With approximately three quarters of the states in America now having legal sports betting, the feeling has been that we’re down to a very few states that may be on the fence. After California rejected betting at the ballot box in November, much of the attention simply bounced back onto the Golden State in the assumption that it was the largest state that could realistically be a target for betting companies. However, the presentation of a bill in Texas may mean that an even larger state is about to adopt legal sports betting.
Let it be said right now that there is an incredibly long path to tread from the introduction of a bill to its becoming law in Texas. This bill, presented by Republican state Representative Charlie Geren, needs to gain support in both the House and Senate to the tune of 66% of lawmakers in each house. Should it achieve that considerable obstacle, it would then be placed before voters in the Lone Star state in November of this year. If the voters greenlit the bill, it would then become a law, and Texas could get to work on licensing and infrastructure.
The headline of the bill from a state point of view is in fact that it provides for land-based casinos in Texas, which Geren envisages would be casino resorts, providing not just in-house betting but a range of tourist amenities and destination venues. It is envisaged that these resorts would provide a healthy boost to hospitality in the state, which took a significant blow throughout the pandemic and, like other states, is taking time to recover.
However, for bettors, it is the possibility of online sports betting that stands out.

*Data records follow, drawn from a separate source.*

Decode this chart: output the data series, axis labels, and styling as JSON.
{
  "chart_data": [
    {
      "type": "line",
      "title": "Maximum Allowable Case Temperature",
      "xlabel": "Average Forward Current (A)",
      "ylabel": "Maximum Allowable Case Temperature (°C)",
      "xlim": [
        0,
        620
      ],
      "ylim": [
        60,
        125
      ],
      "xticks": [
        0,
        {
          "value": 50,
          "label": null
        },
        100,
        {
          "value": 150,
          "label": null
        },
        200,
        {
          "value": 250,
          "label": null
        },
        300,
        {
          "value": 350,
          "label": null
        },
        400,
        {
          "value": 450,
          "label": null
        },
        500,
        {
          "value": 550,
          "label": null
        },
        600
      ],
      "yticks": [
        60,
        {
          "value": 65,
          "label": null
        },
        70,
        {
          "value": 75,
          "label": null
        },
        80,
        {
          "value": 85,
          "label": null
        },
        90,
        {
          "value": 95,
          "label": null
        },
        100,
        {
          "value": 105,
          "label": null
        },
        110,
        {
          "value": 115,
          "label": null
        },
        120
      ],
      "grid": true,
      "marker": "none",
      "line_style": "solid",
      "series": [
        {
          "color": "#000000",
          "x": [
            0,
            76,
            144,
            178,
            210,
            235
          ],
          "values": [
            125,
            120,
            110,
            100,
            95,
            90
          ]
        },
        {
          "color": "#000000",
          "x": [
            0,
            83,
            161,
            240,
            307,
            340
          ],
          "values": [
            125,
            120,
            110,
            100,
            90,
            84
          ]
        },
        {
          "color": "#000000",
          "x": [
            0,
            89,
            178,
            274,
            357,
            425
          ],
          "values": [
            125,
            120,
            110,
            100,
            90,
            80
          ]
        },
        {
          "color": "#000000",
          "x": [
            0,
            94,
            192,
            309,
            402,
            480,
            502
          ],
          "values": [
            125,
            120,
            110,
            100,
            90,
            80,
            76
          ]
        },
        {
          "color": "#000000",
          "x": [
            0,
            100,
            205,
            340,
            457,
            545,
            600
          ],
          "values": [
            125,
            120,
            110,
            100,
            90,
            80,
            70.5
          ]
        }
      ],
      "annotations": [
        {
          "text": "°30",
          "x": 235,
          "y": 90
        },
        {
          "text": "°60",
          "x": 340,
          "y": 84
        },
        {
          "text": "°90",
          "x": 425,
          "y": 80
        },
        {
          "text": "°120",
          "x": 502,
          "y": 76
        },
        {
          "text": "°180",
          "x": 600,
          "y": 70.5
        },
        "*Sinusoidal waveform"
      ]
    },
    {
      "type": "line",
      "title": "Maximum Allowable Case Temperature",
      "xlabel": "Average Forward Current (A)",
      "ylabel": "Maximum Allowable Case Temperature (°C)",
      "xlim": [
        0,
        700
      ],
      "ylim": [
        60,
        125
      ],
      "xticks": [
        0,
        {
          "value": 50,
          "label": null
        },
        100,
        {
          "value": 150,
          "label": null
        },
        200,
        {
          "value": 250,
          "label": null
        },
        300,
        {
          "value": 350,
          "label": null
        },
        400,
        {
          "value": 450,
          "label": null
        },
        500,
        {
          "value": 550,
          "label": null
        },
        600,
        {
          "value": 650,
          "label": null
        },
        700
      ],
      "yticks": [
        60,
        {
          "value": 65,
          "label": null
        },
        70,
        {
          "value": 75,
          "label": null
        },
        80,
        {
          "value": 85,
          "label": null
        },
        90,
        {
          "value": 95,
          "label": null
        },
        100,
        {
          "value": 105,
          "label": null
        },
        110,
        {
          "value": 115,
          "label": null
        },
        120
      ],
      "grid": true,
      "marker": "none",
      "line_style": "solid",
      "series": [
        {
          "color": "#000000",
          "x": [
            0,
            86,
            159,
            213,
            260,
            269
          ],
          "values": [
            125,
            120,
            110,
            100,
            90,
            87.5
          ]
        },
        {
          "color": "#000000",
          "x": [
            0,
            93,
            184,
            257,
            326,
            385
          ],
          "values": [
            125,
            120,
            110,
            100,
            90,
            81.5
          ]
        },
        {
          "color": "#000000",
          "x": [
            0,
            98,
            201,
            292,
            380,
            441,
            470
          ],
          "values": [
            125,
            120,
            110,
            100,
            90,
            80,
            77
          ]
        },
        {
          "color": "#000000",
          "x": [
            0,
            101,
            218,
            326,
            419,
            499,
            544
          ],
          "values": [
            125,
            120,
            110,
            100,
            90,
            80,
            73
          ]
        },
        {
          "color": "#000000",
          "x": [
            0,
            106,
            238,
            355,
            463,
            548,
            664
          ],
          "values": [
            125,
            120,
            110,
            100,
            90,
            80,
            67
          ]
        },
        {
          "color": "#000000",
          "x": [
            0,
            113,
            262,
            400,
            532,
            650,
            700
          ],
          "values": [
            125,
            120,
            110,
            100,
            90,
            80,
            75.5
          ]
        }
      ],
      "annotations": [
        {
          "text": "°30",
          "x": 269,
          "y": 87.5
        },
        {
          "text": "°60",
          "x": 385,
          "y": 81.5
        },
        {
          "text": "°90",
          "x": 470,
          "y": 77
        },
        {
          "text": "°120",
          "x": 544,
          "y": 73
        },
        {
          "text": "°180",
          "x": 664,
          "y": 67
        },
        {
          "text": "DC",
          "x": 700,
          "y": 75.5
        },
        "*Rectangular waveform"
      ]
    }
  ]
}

Texas is a huge state for professional sport, with multiple teams in all of the country’s most popular national games. With nearby Arizona and Louisiana having already regulated online sports betting, legislators in Austin will no doubt have seen the potential economic benefits that can be realized by a state that permits online sports betting, and it should not go unmentioned that the bill will be heavily backed by sports teams in the state, including the considerable weight of the Dallas Cowboys and their owner Jerry Jones.
As well as having increasing support in Congress, it is widely believed that should the bill make it to the public vote, it would be well-backed there. Recent polls have shown that as many as 75% of Texans would support the provision of sports betting. And the perceived moral opposition that the bill would face may have been overplayed in the past, as the same study, carried out by the University of Houston at the time a similar bill was introduced by Senator Carol Alvarado, indicated that more than 60% of evangelical Christians would vote Yes on the bill.
There may be a long way to go, but all the indications are that if things follow their normal path, there may well be legal sports betting in Texas by early 2024 at the latest.